With the file data.pos.conll described above, the following command produces the CoNLL code of the parsed sentence:

grew transform -grs POStoSSQ/grs/surf_synt_main.grs -i data.pos.conll -o data.surf.conll

The output file is data.surf.conll:

1	La	la	D	DET	g=f|n=s	2	det	_	_
2	souris	souris	N	NC	g=f|s=c	5	suj	_	_
3	a	avoir	V	V	m=ind|n=s|p=3|t=pst	5	aux.tps	_	_
4	été	être	V	VPP	m=part|t=past	5	aux.pass	_	_
5	mangée	manger	V	VPP	g=f|m=part|n=s|p=3|t=past	_	_	_	_
6	par	par	P	P	_	5	p_obj.agt	_	_
7	le	le	D	DET	g=m|n=s	8	det	_	_
8	chat	chat	N	NC	g=m|n=s|s=c	6	obj.p	_	_
9	.	.	PONCT	PONCT	_	5	ponct	_	_

which encodes the syntactic structure:

Dependency structure

It is also possible to run a GTK interface in which you can explore step by step rewriting of the input sentence:

grew gui -grs POStoSSQ/grs/surf_synt_main.grs -i data.pos.conll

In case of trouble

Conversion of Talismane output

Talismane outputs features with disjunction of values in case of ambiguities. These disjunction can not be handle with the current parsing system. The sed script tal2grew.sed rewrites or removes the disjunction we have discovered so far but this may not be exhaustive.

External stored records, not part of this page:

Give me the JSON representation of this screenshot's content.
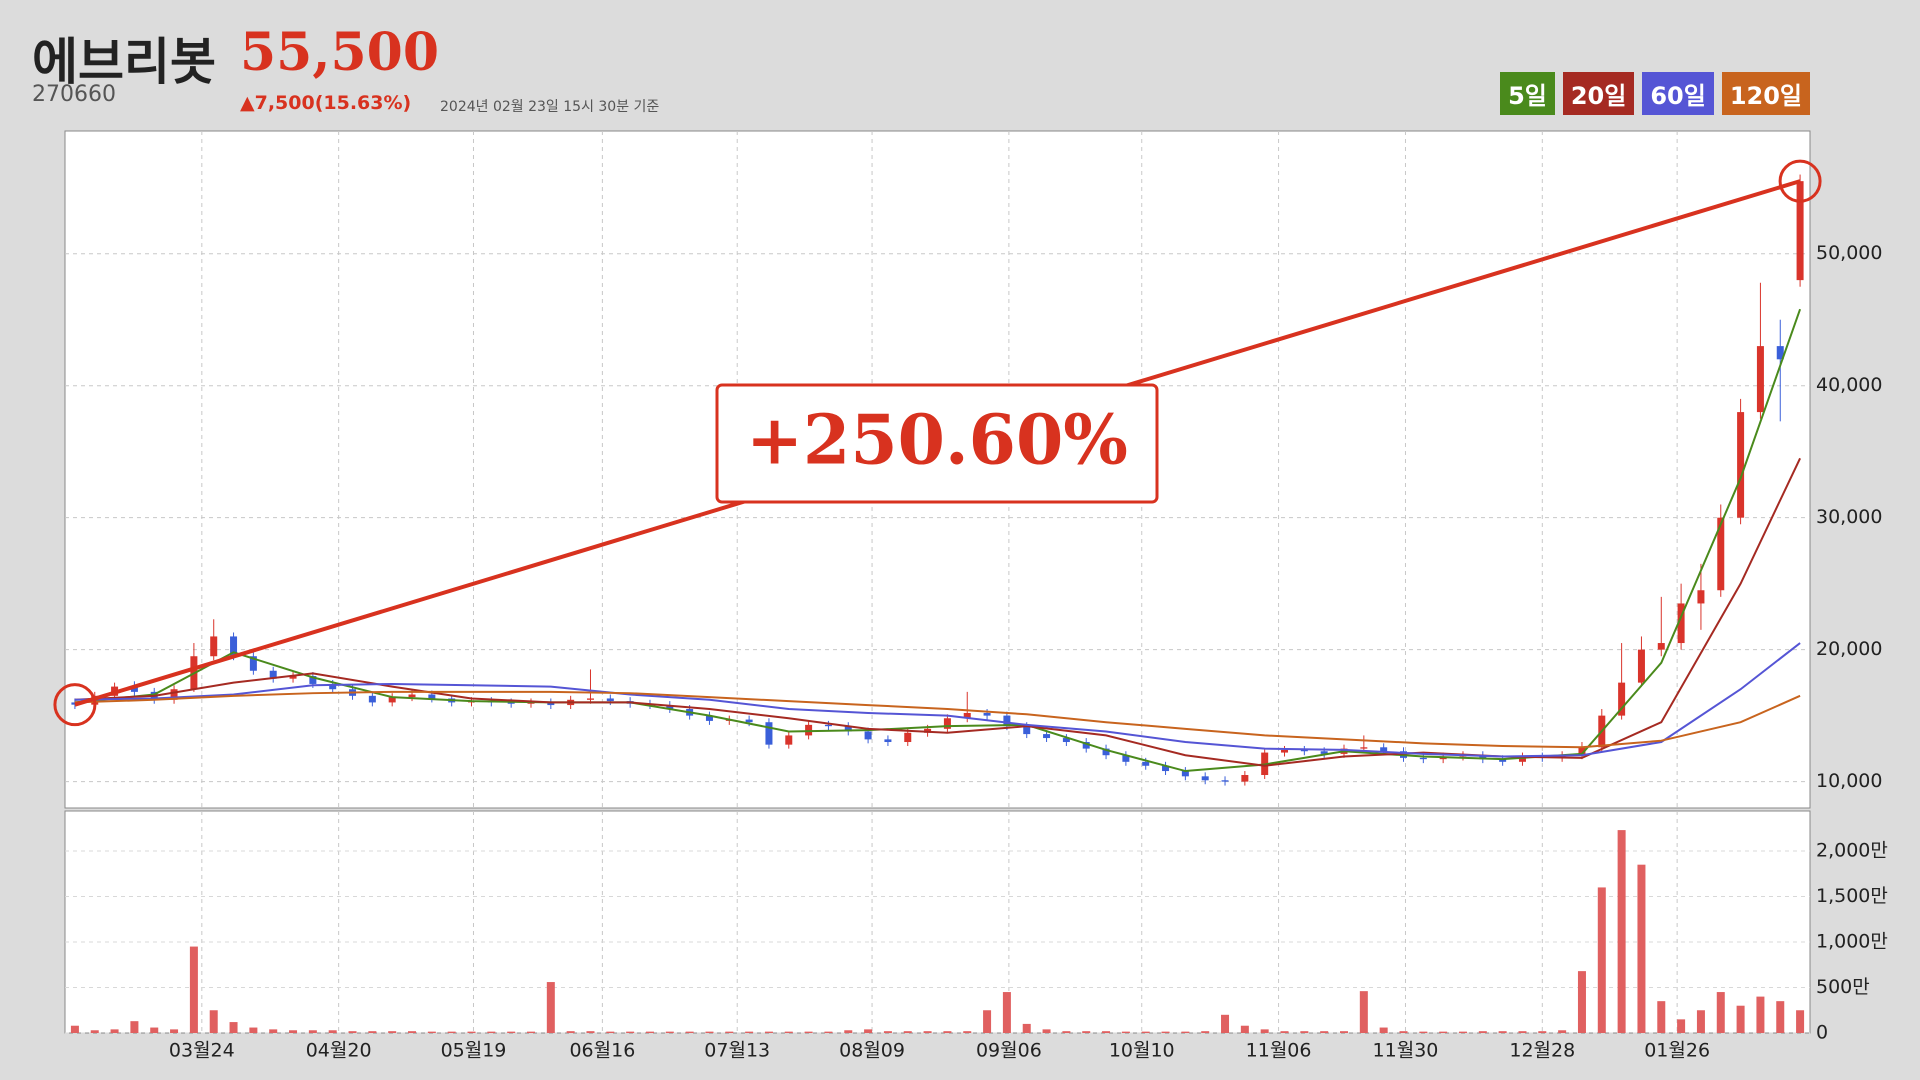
{
  "header": {
    "name": "에브리봇",
    "price": "55,500",
    "code": "270660",
    "change": "▲7,500(15.63%)",
    "timestamp": "2024년 02월 23일 15시 30분 기준"
  },
  "chart_data": {
    "type": "candlestick",
    "annotation": "+250.60%",
    "up_color": "#d9342b",
    "down_color": "#3a5fd9",
    "volume_color": "#e06060",
    "xlim": [
      -0.5,
      87.5
    ],
    "xticks": [
      {
        "value": 6.4,
        "label": "03월24"
      },
      {
        "value": 13.3,
        "label": "04월20"
      },
      {
        "value": 20.1,
        "label": "05월19"
      },
      {
        "value": 26.6,
        "label": "06월16"
      },
      {
        "value": 33.4,
        "label": "07월13"
      },
      {
        "value": 40.2,
        "label": "08월09"
      },
      {
        "value": 47.1,
        "label": "09월06"
      },
      {
        "value": 53.8,
        "label": "10월10"
      },
      {
        "value": 60.7,
        "label": "11월06"
      },
      {
        "value": 67.1,
        "label": "11월30"
      },
      {
        "value": 74.0,
        "label": "12월28"
      },
      {
        "value": 80.8,
        "label": "01월26"
      }
    ],
    "ylim": [
      8000,
      59300
    ],
    "yticks": [
      {
        "value": 10000,
        "label": "10,000"
      },
      {
        "value": 20000,
        "label": "20,000"
      },
      {
        "value": 30000,
        "label": "30,000"
      },
      {
        "value": 40000,
        "label": "40,000"
      },
      {
        "value": 50000,
        "label": "50,000"
      }
    ],
    "volume_ylim": [
      0,
      2440
    ],
    "volume_yticks": [
      0,
      {
        "value": 500,
        "label": "500만"
      },
      {
        "value": 1000,
        "label": "1,000만"
      },
      {
        "value": 1500,
        "label": "1,500만"
      },
      {
        "value": 2000,
        "label": "2,000만"
      }
    ],
    "grid": true,
    "candles": {
      "open": [
        16000,
        15830,
        16500,
        17200,
        16800,
        16200,
        17000,
        19500,
        21000,
        19500,
        18400,
        17800,
        18000,
        17400,
        17000,
        16500,
        16000,
        16400,
        16600,
        16300,
        16000,
        16100,
        16000,
        15900,
        16000,
        15800,
        16200,
        16300,
        16100,
        15900,
        15800,
        15500,
        15000,
        14600,
        14700,
        14500,
        12800,
        13500,
        14300,
        14200,
        13800,
        13200,
        13000,
        13700,
        14000,
        14800,
        15200,
        15000,
        14200,
        13600,
        13300,
        13000,
        12500,
        12000,
        11500,
        11200,
        10800,
        10400,
        10100,
        10000,
        10500,
        12200,
        12400,
        12300,
        12100,
        12500,
        12600,
        12300,
        11800,
        11700,
        11900,
        12000,
        11700,
        11500,
        11900,
        11800,
        12000,
        12600,
        15000,
        17500,
        20000,
        20500,
        23500,
        24500,
        30000,
        38000,
        43000,
        48000
      ],
      "high": [
        16300,
        16800,
        17500,
        17600,
        17100,
        17300,
        20500,
        22300,
        21300,
        19800,
        18700,
        18300,
        18300,
        17700,
        17300,
        16800,
        16700,
        16900,
        16900,
        16600,
        16400,
        16400,
        16300,
        16300,
        16300,
        16500,
        18500,
        16600,
        16400,
        16200,
        16100,
        15800,
        15300,
        15000,
        15000,
        14800,
        13800,
        14600,
        14600,
        14500,
        14100,
        13500,
        14000,
        14300,
        15100,
        16800,
        15500,
        15300,
        14500,
        13900,
        13600,
        13300,
        12800,
        12300,
        11800,
        11500,
        11100,
        10700,
        10400,
        10800,
        12500,
        12700,
        12700,
        12600,
        12800,
        13500,
        12900,
        12600,
        12100,
        12200,
        12300,
        12300,
        12000,
        12200,
        12200,
        12300,
        13000,
        15500,
        20500,
        21000,
        24000,
        25000,
        26500,
        31000,
        39000,
        47800,
        45000,
        56000
      ],
      "low": [
        15500,
        15500,
        16200,
        16500,
        15900,
        15900,
        16800,
        19200,
        19200,
        18100,
        17500,
        17500,
        17100,
        16700,
        16200,
        15700,
        15700,
        16100,
        16000,
        15700,
        15700,
        15700,
        15600,
        15600,
        15500,
        15500,
        15900,
        15800,
        15600,
        15500,
        15200,
        14700,
        14300,
        14300,
        14200,
        12500,
        12500,
        13200,
        13900,
        13500,
        12900,
        12700,
        12700,
        13400,
        13700,
        14500,
        14700,
        13900,
        13300,
        13000,
        12700,
        12200,
        11700,
        11200,
        10900,
        10500,
        10100,
        9800,
        9700,
        9700,
        10200,
        11900,
        12000,
        11800,
        11800,
        12200,
        12000,
        11500,
        11400,
        11400,
        11600,
        11400,
        11200,
        11200,
        11500,
        11500,
        11700,
        12300,
        14700,
        17200,
        19500,
        20000,
        21500,
        24000,
        29500,
        37500,
        37300,
        47500
      ],
      "close": [
        15830,
        16500,
        17200,
        16800,
        16200,
        17000,
        19500,
        21000,
        19500,
        18400,
        17800,
        18000,
        17400,
        17000,
        16500,
        16000,
        16400,
        16600,
        16300,
        16000,
        16100,
        16000,
        15900,
        16000,
        15800,
        16200,
        16300,
        16100,
        15900,
        15800,
        15500,
        15000,
        14600,
        14700,
        14500,
        12800,
        13500,
        14300,
        14200,
        13800,
        13200,
        13000,
        13700,
        14000,
        14800,
        15200,
        15000,
        14200,
        13600,
        13300,
        13000,
        12500,
        12000,
        11500,
        11200,
        10800,
        10400,
        10100,
        10000,
        10500,
        12200,
        12400,
        12300,
        12100,
        12500,
        12600,
        12300,
        11800,
        11700,
        11900,
        12000,
        11700,
        11500,
        11900,
        11800,
        12000,
        12600,
        15000,
        17500,
        20000,
        20500,
        23500,
        24500,
        30000,
        38000,
        43000,
        42000,
        55500
      ]
    },
    "volume": [
      80,
      30,
      40,
      130,
      60,
      40,
      950,
      250,
      120,
      60,
      40,
      30,
      30,
      30,
      20,
      20,
      20,
      20,
      15,
      15,
      15,
      15,
      15,
      15,
      560,
      20,
      20,
      15,
      15,
      15,
      15,
      15,
      15,
      15,
      15,
      15,
      15,
      15,
      15,
      30,
      40,
      20,
      20,
      20,
      20,
      20,
      250,
      450,
      100,
      40,
      20,
      20,
      20,
      15,
      15,
      15,
      15,
      20,
      200,
      80,
      40,
      20,
      20,
      20,
      20,
      460,
      60,
      20,
      15,
      15,
      15,
      20,
      20,
      20,
      20,
      30,
      680,
      1600,
      2230,
      1850,
      350,
      150,
      250,
      450,
      300,
      400,
      350,
      250
    ],
    "series": [
      {
        "name": "5일",
        "color": "#4a8a1c",
        "x": [
          0,
          4,
          8,
          12,
          16,
          20,
          24,
          28,
          32,
          36,
          40,
          44,
          48,
          52,
          56,
          60,
          64,
          68,
          72,
          76,
          80,
          84,
          87
        ],
        "values": [
          16000,
          16600,
          19800,
          17900,
          16400,
          16100,
          16000,
          16000,
          15000,
          13800,
          13900,
          14200,
          14300,
          12400,
          10800,
          11300,
          12300,
          11900,
          11700,
          12100,
          19000,
          33000,
          45800
        ]
      },
      {
        "name": "20일",
        "color": "#a52a22",
        "x": [
          0,
          4,
          8,
          12,
          16,
          20,
          24,
          28,
          32,
          36,
          40,
          44,
          48,
          52,
          56,
          60,
          64,
          68,
          72,
          76,
          80,
          84,
          87
        ],
        "values": [
          16200,
          16500,
          17500,
          18200,
          17200,
          16300,
          16000,
          16000,
          15500,
          14800,
          14000,
          13700,
          14200,
          13500,
          12000,
          11200,
          11900,
          12200,
          11900,
          11800,
          14500,
          25000,
          34500
        ]
      },
      {
        "name": "60일",
        "color": "#5555d5",
        "x": [
          0,
          4,
          8,
          12,
          16,
          20,
          24,
          28,
          32,
          36,
          40,
          44,
          48,
          52,
          56,
          60,
          64,
          68,
          72,
          76,
          80,
          84,
          87
        ],
        "values": [
          16200,
          16300,
          16600,
          17300,
          17400,
          17300,
          17200,
          16600,
          16200,
          15500,
          15200,
          15000,
          14300,
          13800,
          13000,
          12500,
          12400,
          12100,
          11900,
          12000,
          13000,
          17000,
          20500
        ]
      },
      {
        "name": "120일",
        "color": "#c8641e",
        "x": [
          0,
          4,
          8,
          12,
          16,
          20,
          24,
          28,
          32,
          36,
          40,
          44,
          48,
          52,
          56,
          60,
          64,
          68,
          72,
          76,
          80,
          84,
          87
        ],
        "values": [
          16000,
          16200,
          16500,
          16700,
          16800,
          16800,
          16800,
          16700,
          16400,
          16100,
          15800,
          15500,
          15100,
          14500,
          14000,
          13500,
          13200,
          12900,
          12700,
          12600,
          13100,
          14500,
          16500
        ]
      }
    ]
  }
}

If there is an error in the Grew output, you may have to adapt the Step 3.1 in the sed file (please inform us if this is the case, we will update the sed file for other users!).

Use MElt instead of Talismane

If you didn’t manage to use Talismane, MElt is an alternative. See Dependency parsing with MElt if you want to use MElt).